• Plaintiff's State Law Claims for Negligence and Wantonness were preempted by the FCRA
  • August 4, 2009 | Author: Martin Thornthwaite
  • Law Firm: Strasburger & Price, LLP - Frisco Office
  • Wilson v. Midland Credit Mgmt., 2009 U.S. Dist. LEXIS 57234 (S.D. Ala. July 7, 2009)

    Facts: Plaintiff alleged that Defendant collection agency had improperly reported a collection account on his consumer report. Plaintiff claimed that he had never heard of or been contacted by Defendant and was unaware of any such collection account. Despite two separate communications to Defendant, Plaintiff claimed that Defendant ignored his correspondence and continued to report the debt on his credit file.
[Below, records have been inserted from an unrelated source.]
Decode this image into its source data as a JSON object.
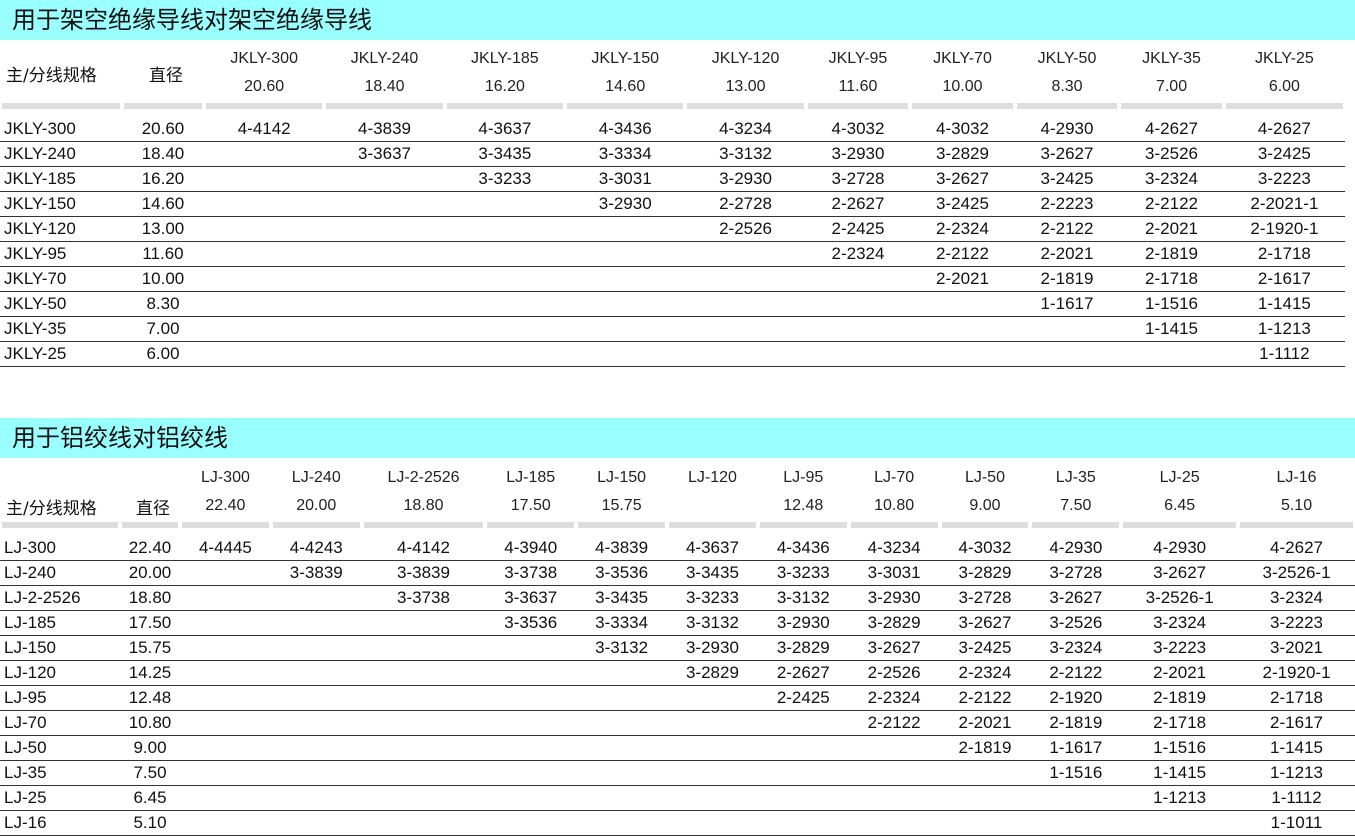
{
  "colors": {
    "title_bar": "#99ffff",
    "row_line": "#333333",
    "header_bar": "#dddddd"
  },
  "tables": [
    {
      "title": "用于架空绝缘导线对架空绝缘导线",
      "spec_header": "主/分线规格",
      "diameter_header": "直径",
      "columns": [
        {
          "spec": "JKLY-300",
          "dia": "20.60"
        },
        {
          "spec": "JKLY-240",
          "dia": "18.40"
        },
        {
          "spec": "JKLY-185",
          "dia": "16.20"
        },
        {
          "spec": "JKLY-150",
          "dia": "14.60"
        },
        {
          "spec": "JKLY-120",
          "dia": "13.00"
        },
        {
          "spec": "JKLY-95",
          "dia": "11.60"
        },
        {
          "spec": "JKLY-70",
          "dia": "10.00"
        },
        {
          "spec": "JKLY-50",
          "dia": "8.30"
        },
        {
          "spec": "JKLY-35",
          "dia": "7.00"
        },
        {
          "spec": "JKLY-25",
          "dia": "6.00"
        }
      ],
      "rows": [
        {
          "spec": "JKLY-300",
          "dia": "20.60",
          "cells": [
            "4-4142",
            "4-3839",
            "4-3637",
            "4-3436",
            "4-3234",
            "4-3032",
            "4-3032",
            "4-2930",
            "4-2627",
            "4-2627"
          ]
        },
        {
          "spec": "JKLY-240",
          "dia": "18.40",
          "cells": [
            "",
            "3-3637",
            "3-3435",
            "3-3334",
            "3-3132",
            "3-2930",
            "3-2829",
            "3-2627",
            "3-2526",
            "3-2425"
          ]
        },
        {
          "spec": "JKLY-185",
          "dia": "16.20",
          "cells": [
            "",
            "",
            "3-3233",
            "3-3031",
            "3-2930",
            "3-2728",
            "3-2627",
            "3-2425",
            "3-2324",
            "3-2223"
          ]
        },
        {
          "spec": "JKLY-150",
          "dia": "14.60",
          "cells": [
            "",
            "",
            "",
            "3-2930",
            "2-2728",
            "2-2627",
            "3-2425",
            "2-2223",
            "2-2122",
            "2-2021-1"
          ]
        },
        {
          "spec": "JKLY-120",
          "dia": "13.00",
          "cells": [
            "",
            "",
            "",
            "",
            "2-2526",
            "2-2425",
            "2-2324",
            "2-2122",
            "2-2021",
            "2-1920-1"
          ]
        },
        {
          "spec": "JKLY-95",
          "dia": "11.60",
          "cells": [
            "",
            "",
            "",
            "",
            "",
            "2-2324",
            "2-2122",
            "2-2021",
            "2-1819",
            "2-1718"
          ]
        },
        {
          "spec": "JKLY-70",
          "dia": "10.00",
          "cells": [
            "",
            "",
            "",
            "",
            "",
            "",
            "2-2021",
            "2-1819",
            "2-1718",
            "2-1617"
          ]
        },
        {
          "spec": "JKLY-50",
          "dia": "8.30",
          "cells": [
            "",
            "",
            "",
            "",
            "",
            "",
            "",
            "1-1617",
            "1-1516",
            "1-1415"
          ]
        },
        {
          "spec": "JKLY-35",
          "dia": "7.00",
          "cells": [
            "",
            "",
            "",
            "",
            "",
            "",
            "",
            "",
            "1-1415",
            "1-1213"
          ]
        },
        {
          "spec": "JKLY-25",
          "dia": "6.00",
          "cells": [
            "",
            "",
            "",
            "",
            "",
            "",
            "",
            "",
            "",
            "1-1112"
          ]
        }
      ]
    },
    {
      "title": "用于铝绞线对铝绞线",
      "spec_header": "主/分线规格",
      "diameter_header": "直径",
      "columns": [
        {
          "spec": "LJ-300",
          "dia": "22.40"
        },
        {
          "spec": "LJ-240",
          "dia": "20.00"
        },
        {
          "spec": "LJ-2-2526",
          "dia": "18.80"
        },
        {
          "spec": "LJ-185",
          "dia": "17.50"
        },
        {
          "spec": "LJ-150",
          "dia": "15.75"
        },
        {
          "spec": "LJ-120",
          "dia": ""
        },
        {
          "spec": "LJ-95",
          "dia": "12.48"
        },
        {
          "spec": "LJ-70",
          "dia": "10.80"
        },
        {
          "spec": "LJ-50",
          "dia": "9.00"
        },
        {
          "spec": "LJ-35",
          "dia": "7.50"
        },
        {
          "spec": "LJ-25",
          "dia": "6.45"
        },
        {
          "spec": "LJ-16",
          "dia": "5.10"
        }
      ],
      "rows": [
        {
          "spec": "LJ-300",
          "dia": "22.40",
          "cells": [
            "4-4445",
            "4-4243",
            "4-4142",
            "4-3940",
            "4-3839",
            "4-3637",
            "4-3436",
            "4-3234",
            "4-3032",
            "4-2930",
            "4-2930",
            "4-2627"
          ]
        },
        {
          "spec": "LJ-240",
          "dia": "20.00",
          "cells": [
            "",
            "3-3839",
            "3-3839",
            "3-3738",
            "3-3536",
            "3-3435",
            "3-3233",
            "3-3031",
            "3-2829",
            "3-2728",
            "3-2627",
            "3-2526-1"
          ]
        },
        {
          "spec": "LJ-2-2526",
          "dia": "18.80",
          "cells": [
            "",
            "",
            "3-3738",
            "3-3637",
            "3-3435",
            "3-3233",
            "3-3132",
            "3-2930",
            "3-2728",
            "3-2627",
            "3-2526-1",
            "3-2324"
          ]
        },
        {
          "spec": "LJ-185",
          "dia": "17.50",
          "cells": [
            "",
            "",
            "",
            "3-3536",
            "3-3334",
            "3-3132",
            "3-2930",
            "3-2829",
            "3-2627",
            "3-2526",
            "3-2324",
            "3-2223"
          ]
        },
        {
          "spec": "LJ-150",
          "dia": "15.75",
          "cells": [
            "",
            "",
            "",
            "",
            "3-3132",
            "3-2930",
            "3-2829",
            "3-2627",
            "3-2425",
            "3-2324",
            "3-2223",
            "3-2021"
          ]
        },
        {
          "spec": "LJ-120",
          "dia": "14.25",
          "cells": [
            "",
            "",
            "",
            "",
            "",
            "3-2829",
            "2-2627",
            "2-2526",
            "2-2324",
            "2-2122",
            "2-2021",
            "2-1920-1"
          ]
        },
        {
          "spec": "LJ-95",
          "dia": "12.48",
          "cells": [
            "",
            "",
            "",
            "",
            "",
            "",
            "2-2425",
            "2-2324",
            "2-2122",
            "2-1920",
            "2-1819",
            "2-1718"
          ]
        },
        {
          "spec": "LJ-70",
          "dia": "10.80",
          "cells": [
            "",
            "",
            "",
            "",
            "",
            "",
            "",
            "2-2122",
            "2-2021",
            "2-1819",
            "2-1718",
            "2-1617"
          ]
        },
        {
          "spec": "LJ-50",
          "dia": "9.00",
          "cells": [
            "",
            "",
            "",
            "",
            "",
            "",
            "",
            "",
            "2-1819",
            "1-1617",
            "1-1516",
            "1-1415"
          ]
        },
        {
          "spec": "LJ-35",
          "dia": "7.50",
          "cells": [
            "",
            "",
            "",
            "",
            "",
            "",
            "",
            "",
            "",
            "1-1516",
            "1-1415",
            "1-1213"
          ]
        },
        {
          "spec": "LJ-25",
          "dia": "6.45",
          "cells": [
            "",
            "",
            "",
            "",
            "",
            "",
            "",
            "",
            "",
            "",
            "1-1213",
            "1-1112"
          ]
        },
        {
          "spec": "LJ-16",
          "dia": "5.10",
          "cells": [
            "",
            "",
            "",
            "",
            "",
            "",
            "",
            "",
            "",
            "",
            "",
            "1-1011"
          ]
        }
      ]
    }
  ]
}
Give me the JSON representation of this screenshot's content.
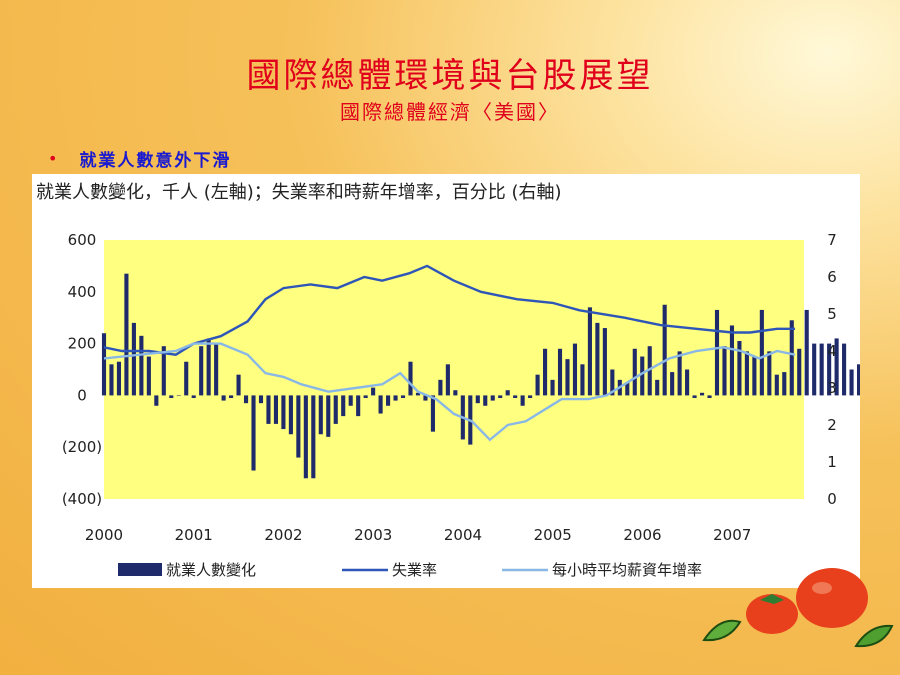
{
  "slide": {
    "title": "國際總體環境與台股展望",
    "subtitle": "國際總體經濟〈美國〉",
    "bullet": "就業人數意外下滑"
  },
  "colors": {
    "title": "#e0001b",
    "bullet_text": "#1a1ad0",
    "plot_bg": "#ffff80",
    "bars": "#1f2a6b",
    "unemployment_line": "#2e56b8",
    "wage_line": "#8ab8e6"
  },
  "chart_data": {
    "type": "bar",
    "title": "就業人數變化，千人 (左軸)；失業率和時薪年增率，百分比 (右軸)",
    "x_ticks": [
      "2000",
      "2001",
      "2002",
      "2003",
      "2004",
      "2005",
      "2006",
      "2007"
    ],
    "xlim": [
      2000.0,
      2007.8
    ],
    "y_left_ticks": [
      "600",
      "400",
      "200",
      "0",
      "(200)",
      "(400)"
    ],
    "y_left_lim": [
      -400,
      600
    ],
    "y_right_ticks": [
      "7",
      "6",
      "5",
      "4",
      "3",
      "2",
      "1",
      "0"
    ],
    "y_right_lim": [
      0,
      7
    ],
    "grid": false,
    "legend_position": "bottom",
    "series": [
      {
        "name": "就業人數變化",
        "kind": "bar",
        "axis": "left",
        "start": 2000.0,
        "step": 0.0833,
        "values": [
          240,
          120,
          130,
          470,
          280,
          230,
          150,
          -40,
          190,
          -10,
          0,
          130,
          -10,
          190,
          220,
          200,
          -20,
          -10,
          80,
          -30,
          -290,
          -30,
          -110,
          -110,
          -130,
          -150,
          -240,
          -320,
          -320,
          -150,
          -160,
          -110,
          -80,
          -40,
          -80,
          -10,
          30,
          -70,
          -40,
          -20,
          -10,
          130,
          10,
          -20,
          -140,
          60,
          120,
          20,
          -170,
          -190,
          -30,
          -40,
          -20,
          -10,
          20,
          -10,
          -40,
          -10,
          80,
          180,
          60,
          180,
          140,
          200,
          120,
          340,
          280,
          260,
          100,
          60,
          50,
          180,
          150,
          190,
          60,
          350,
          90,
          170,
          100,
          -10,
          10,
          -10,
          330,
          190,
          270,
          210,
          170,
          150,
          330,
          170,
          80,
          90,
          290,
          180,
          330,
          200,
          200,
          200,
          220,
          200,
          100,
          120,
          70,
          90,
          120,
          170,
          200,
          120,
          200,
          130,
          90,
          150,
          220,
          110,
          60,
          170,
          140,
          150,
          180,
          60,
          160,
          70,
          70,
          0
        ]
      },
      {
        "name": "失業率",
        "kind": "line",
        "axis": "right",
        "points": [
          [
            2000.0,
            4.1
          ],
          [
            2000.2,
            4.0
          ],
          [
            2000.5,
            4.0
          ],
          [
            2000.8,
            3.9
          ],
          [
            2001.0,
            4.2
          ],
          [
            2001.3,
            4.4
          ],
          [
            2001.6,
            4.8
          ],
          [
            2001.8,
            5.4
          ],
          [
            2002.0,
            5.7
          ],
          [
            2002.3,
            5.8
          ],
          [
            2002.6,
            5.7
          ],
          [
            2002.9,
            6.0
          ],
          [
            2003.1,
            5.9
          ],
          [
            2003.4,
            6.1
          ],
          [
            2003.6,
            6.3
          ],
          [
            2003.9,
            5.9
          ],
          [
            2004.2,
            5.6
          ],
          [
            2004.6,
            5.4
          ],
          [
            2005.0,
            5.3
          ],
          [
            2005.3,
            5.1
          ],
          [
            2005.8,
            4.9
          ],
          [
            2006.2,
            4.7
          ],
          [
            2006.6,
            4.6
          ],
          [
            2007.0,
            4.5
          ],
          [
            2007.2,
            4.5
          ],
          [
            2007.5,
            4.6
          ],
          [
            2007.7,
            4.6
          ]
        ]
      },
      {
        "name": "每小時平均薪資年增率",
        "kind": "line",
        "axis": "right",
        "points": [
          [
            2000.0,
            3.8
          ],
          [
            2000.4,
            3.9
          ],
          [
            2000.8,
            4.0
          ],
          [
            2001.0,
            4.2
          ],
          [
            2001.3,
            4.2
          ],
          [
            2001.6,
            3.9
          ],
          [
            2001.8,
            3.4
          ],
          [
            2002.0,
            3.3
          ],
          [
            2002.2,
            3.1
          ],
          [
            2002.5,
            2.9
          ],
          [
            2002.8,
            3.0
          ],
          [
            2003.1,
            3.1
          ],
          [
            2003.3,
            3.4
          ],
          [
            2003.5,
            2.9
          ],
          [
            2003.7,
            2.7
          ],
          [
            2003.9,
            2.3
          ],
          [
            2004.1,
            2.1
          ],
          [
            2004.3,
            1.6
          ],
          [
            2004.5,
            2.0
          ],
          [
            2004.7,
            2.1
          ],
          [
            2004.9,
            2.4
          ],
          [
            2005.1,
            2.7
          ],
          [
            2005.4,
            2.7
          ],
          [
            2005.6,
            2.8
          ],
          [
            2005.8,
            3.1
          ],
          [
            2006.0,
            3.4
          ],
          [
            2006.3,
            3.8
          ],
          [
            2006.6,
            4.0
          ],
          [
            2006.9,
            4.1
          ],
          [
            2007.1,
            4.0
          ],
          [
            2007.3,
            3.8
          ],
          [
            2007.5,
            4.0
          ],
          [
            2007.7,
            3.9
          ]
        ]
      }
    ]
  }
}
Plaintiff alleged that Defendant violated the Fair Debt Collection Practices Act (“FDCPA”) and also asserted state law claims for negligence and wantonness. Defendant filed a motion to dismiss Plaintiff’s state law claims. The Court held that § 1681t(b)(1)(F) of the FCRA preempted the state law claims and granted Defendant’s motion.

    • Preemption. Plaintiff’s negligence and wantonness claims fell within Defendant’s duties as a furnisher of credit information under § 1681s-2  and were subject to preemption under § 1681t(b)(1)(F).